EU AI Act Compliance Deadline Approaches for High-Risk AI Systems
Businesses using AI in hiring, credit scoring, or customer profiling in the EU face a key compliance checkpoint in the coming weeks under the AI Act.
What Happened
The European Union's AI Act continues to roll out its requirements in phases. Businesses that use AI in areas classified as high-risk, including recruitment tools, credit assessment, and systems that influence access to essential services, are now under active compliance obligations in many EU member states.
National regulators across the EU have begun issuing guidance and, in some cases, starting preliminary audits of businesses in affected sectors.
Why It Matters
If you sell to EU customers or operate any part of your business in Europe, this affects you. The AI Act is not just about large tech companies. Small and medium businesses using off-the-shelf AI tools for hiring decisions or customer scoring are also covered if those tools fall into high-risk categories.
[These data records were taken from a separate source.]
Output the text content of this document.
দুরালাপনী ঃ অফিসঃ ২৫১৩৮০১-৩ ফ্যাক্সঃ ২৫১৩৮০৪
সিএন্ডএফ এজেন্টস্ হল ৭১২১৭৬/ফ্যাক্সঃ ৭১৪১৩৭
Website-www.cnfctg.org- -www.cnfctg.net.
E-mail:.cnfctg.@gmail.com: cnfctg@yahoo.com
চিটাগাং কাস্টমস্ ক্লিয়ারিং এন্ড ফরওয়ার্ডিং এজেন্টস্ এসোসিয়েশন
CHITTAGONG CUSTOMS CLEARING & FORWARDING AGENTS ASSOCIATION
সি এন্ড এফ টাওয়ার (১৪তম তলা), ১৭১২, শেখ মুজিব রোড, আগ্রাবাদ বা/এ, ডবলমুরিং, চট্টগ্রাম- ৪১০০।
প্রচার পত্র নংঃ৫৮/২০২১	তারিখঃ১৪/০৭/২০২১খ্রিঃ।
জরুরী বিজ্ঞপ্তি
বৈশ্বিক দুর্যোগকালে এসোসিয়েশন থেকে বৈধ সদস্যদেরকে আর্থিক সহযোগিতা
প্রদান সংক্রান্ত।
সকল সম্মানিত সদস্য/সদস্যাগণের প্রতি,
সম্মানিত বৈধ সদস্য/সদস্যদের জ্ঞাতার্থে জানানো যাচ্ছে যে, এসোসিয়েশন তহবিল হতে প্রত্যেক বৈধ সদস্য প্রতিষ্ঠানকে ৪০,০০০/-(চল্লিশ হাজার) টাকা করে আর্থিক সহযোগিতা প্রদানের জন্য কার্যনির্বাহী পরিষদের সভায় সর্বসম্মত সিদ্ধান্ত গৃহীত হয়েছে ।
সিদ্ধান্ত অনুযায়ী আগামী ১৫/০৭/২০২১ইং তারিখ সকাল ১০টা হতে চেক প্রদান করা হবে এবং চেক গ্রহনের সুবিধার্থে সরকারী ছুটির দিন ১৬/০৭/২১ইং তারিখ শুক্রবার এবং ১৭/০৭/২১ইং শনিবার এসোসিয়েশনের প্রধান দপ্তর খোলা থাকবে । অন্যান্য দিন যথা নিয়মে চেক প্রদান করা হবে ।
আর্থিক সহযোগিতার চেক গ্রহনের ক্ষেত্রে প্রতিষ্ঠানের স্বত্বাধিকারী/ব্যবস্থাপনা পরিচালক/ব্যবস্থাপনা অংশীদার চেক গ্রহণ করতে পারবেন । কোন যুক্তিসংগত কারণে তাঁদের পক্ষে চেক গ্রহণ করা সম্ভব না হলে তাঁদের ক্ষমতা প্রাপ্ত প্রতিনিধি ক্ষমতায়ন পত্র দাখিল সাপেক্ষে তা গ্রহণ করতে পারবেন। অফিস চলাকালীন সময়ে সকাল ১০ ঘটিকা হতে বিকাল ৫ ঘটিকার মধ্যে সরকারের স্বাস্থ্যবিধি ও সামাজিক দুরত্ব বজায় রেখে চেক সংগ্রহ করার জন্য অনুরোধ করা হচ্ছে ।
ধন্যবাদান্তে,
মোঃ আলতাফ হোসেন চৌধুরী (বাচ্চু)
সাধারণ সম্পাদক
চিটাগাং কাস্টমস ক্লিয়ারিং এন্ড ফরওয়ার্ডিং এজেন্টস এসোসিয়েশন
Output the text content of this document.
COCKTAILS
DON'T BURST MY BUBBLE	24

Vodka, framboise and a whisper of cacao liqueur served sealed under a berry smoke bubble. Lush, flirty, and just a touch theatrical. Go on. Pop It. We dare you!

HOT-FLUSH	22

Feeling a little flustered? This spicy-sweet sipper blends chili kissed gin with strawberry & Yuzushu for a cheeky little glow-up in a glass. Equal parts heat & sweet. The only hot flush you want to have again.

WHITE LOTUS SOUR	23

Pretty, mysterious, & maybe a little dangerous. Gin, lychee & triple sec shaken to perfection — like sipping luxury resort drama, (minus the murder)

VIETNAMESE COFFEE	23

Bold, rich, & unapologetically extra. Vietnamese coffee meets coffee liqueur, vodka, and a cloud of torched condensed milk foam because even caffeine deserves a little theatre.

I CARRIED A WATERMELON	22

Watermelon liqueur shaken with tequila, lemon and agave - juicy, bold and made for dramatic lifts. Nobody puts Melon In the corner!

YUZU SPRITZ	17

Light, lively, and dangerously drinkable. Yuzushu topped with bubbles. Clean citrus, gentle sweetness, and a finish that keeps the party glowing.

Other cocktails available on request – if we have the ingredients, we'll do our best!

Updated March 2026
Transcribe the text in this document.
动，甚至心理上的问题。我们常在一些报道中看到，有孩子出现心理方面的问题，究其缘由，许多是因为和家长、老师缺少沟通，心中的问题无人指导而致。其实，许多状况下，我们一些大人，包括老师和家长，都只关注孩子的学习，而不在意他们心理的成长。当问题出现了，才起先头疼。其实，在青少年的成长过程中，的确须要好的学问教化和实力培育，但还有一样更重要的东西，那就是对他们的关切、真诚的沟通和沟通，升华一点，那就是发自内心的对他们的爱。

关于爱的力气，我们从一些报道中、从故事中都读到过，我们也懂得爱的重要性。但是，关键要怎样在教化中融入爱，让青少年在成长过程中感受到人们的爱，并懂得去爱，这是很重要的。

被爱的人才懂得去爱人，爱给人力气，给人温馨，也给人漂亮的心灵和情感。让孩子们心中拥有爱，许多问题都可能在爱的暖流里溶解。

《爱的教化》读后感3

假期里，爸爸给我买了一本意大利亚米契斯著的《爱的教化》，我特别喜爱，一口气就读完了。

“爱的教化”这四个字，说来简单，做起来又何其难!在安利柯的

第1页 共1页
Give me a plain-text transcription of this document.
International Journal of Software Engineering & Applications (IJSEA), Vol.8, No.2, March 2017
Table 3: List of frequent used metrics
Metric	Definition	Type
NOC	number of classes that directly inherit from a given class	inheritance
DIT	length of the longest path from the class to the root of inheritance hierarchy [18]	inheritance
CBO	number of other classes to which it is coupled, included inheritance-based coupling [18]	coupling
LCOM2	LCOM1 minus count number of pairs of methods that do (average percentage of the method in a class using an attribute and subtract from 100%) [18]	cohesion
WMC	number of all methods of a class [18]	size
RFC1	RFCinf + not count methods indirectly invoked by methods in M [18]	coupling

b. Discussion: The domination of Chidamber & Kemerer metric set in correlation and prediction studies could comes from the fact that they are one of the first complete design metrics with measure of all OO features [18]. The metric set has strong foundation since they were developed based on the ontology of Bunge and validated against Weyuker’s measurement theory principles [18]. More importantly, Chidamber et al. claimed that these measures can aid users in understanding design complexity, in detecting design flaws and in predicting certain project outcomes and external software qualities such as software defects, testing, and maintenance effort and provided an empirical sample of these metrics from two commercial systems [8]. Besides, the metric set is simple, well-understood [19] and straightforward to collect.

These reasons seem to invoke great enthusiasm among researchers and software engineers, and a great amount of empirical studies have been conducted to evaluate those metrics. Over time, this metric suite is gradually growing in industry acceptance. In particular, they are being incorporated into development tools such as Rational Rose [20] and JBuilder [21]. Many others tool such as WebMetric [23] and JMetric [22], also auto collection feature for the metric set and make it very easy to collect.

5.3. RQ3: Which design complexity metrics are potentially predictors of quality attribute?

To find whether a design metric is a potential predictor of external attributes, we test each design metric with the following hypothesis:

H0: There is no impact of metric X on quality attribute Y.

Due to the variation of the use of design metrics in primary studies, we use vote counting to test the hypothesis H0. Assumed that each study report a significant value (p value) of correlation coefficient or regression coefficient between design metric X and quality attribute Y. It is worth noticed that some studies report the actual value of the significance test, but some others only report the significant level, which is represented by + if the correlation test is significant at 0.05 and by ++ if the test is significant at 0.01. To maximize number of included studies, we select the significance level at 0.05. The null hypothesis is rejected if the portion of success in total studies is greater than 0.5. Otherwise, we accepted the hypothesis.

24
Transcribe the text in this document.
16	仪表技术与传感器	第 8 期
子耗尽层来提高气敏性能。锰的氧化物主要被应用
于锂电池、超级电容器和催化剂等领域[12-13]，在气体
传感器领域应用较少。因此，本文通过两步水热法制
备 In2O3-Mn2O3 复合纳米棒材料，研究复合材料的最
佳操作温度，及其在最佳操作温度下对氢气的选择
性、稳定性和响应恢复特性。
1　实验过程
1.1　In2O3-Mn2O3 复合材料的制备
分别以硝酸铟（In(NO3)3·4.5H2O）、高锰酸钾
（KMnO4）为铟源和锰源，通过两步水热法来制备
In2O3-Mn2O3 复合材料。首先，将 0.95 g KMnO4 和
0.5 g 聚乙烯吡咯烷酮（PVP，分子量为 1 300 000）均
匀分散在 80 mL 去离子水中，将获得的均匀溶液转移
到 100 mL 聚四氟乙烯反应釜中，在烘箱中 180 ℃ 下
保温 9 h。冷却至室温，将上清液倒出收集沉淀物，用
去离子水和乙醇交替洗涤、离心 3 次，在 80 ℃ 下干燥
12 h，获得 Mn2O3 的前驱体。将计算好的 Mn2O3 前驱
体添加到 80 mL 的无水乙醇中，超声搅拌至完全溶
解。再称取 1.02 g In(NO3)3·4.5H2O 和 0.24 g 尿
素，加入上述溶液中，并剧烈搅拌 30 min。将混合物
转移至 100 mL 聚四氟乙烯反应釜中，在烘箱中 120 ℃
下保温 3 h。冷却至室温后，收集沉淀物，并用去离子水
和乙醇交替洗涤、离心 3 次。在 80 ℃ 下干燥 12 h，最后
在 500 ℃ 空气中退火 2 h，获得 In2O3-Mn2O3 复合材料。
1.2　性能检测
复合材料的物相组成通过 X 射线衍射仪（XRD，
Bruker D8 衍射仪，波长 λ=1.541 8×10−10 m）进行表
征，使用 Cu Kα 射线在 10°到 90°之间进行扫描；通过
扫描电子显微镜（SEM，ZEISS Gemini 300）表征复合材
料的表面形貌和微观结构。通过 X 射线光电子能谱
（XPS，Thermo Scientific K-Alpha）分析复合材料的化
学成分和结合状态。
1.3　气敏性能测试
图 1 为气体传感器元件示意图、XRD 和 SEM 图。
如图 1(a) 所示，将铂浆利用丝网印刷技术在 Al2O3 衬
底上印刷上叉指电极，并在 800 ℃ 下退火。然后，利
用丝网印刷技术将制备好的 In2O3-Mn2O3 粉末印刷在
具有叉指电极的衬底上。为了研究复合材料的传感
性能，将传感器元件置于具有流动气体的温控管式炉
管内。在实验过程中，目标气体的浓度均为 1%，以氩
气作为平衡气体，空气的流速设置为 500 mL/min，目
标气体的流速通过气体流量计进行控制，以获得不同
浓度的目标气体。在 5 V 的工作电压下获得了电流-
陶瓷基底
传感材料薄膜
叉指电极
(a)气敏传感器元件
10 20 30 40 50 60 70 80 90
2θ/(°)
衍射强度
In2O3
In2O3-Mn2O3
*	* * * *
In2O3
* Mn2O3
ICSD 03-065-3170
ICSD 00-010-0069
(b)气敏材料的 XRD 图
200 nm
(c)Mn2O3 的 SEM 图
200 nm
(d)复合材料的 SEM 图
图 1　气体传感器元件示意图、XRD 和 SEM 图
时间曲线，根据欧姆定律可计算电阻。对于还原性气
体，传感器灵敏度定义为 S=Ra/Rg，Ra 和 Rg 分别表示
Fines for non-compliance can reach up to 30 million euros or 6 percent of global annual turnover, whichever is higher.
What To Do
Start by listing every AI tool your business uses and what decisions it influences. If any of those tools affect hiring, lending, insurance pricing, or access to services for EU residents, you likely need to review your compliance position.
You do not necessarily need a lawyer immediately, but you do need a clear record of which AI systems you use, what data they process, and how decisions are reviewed by a human. The EU AI Act website has a self-assessment tool that is worth completing as a starting point.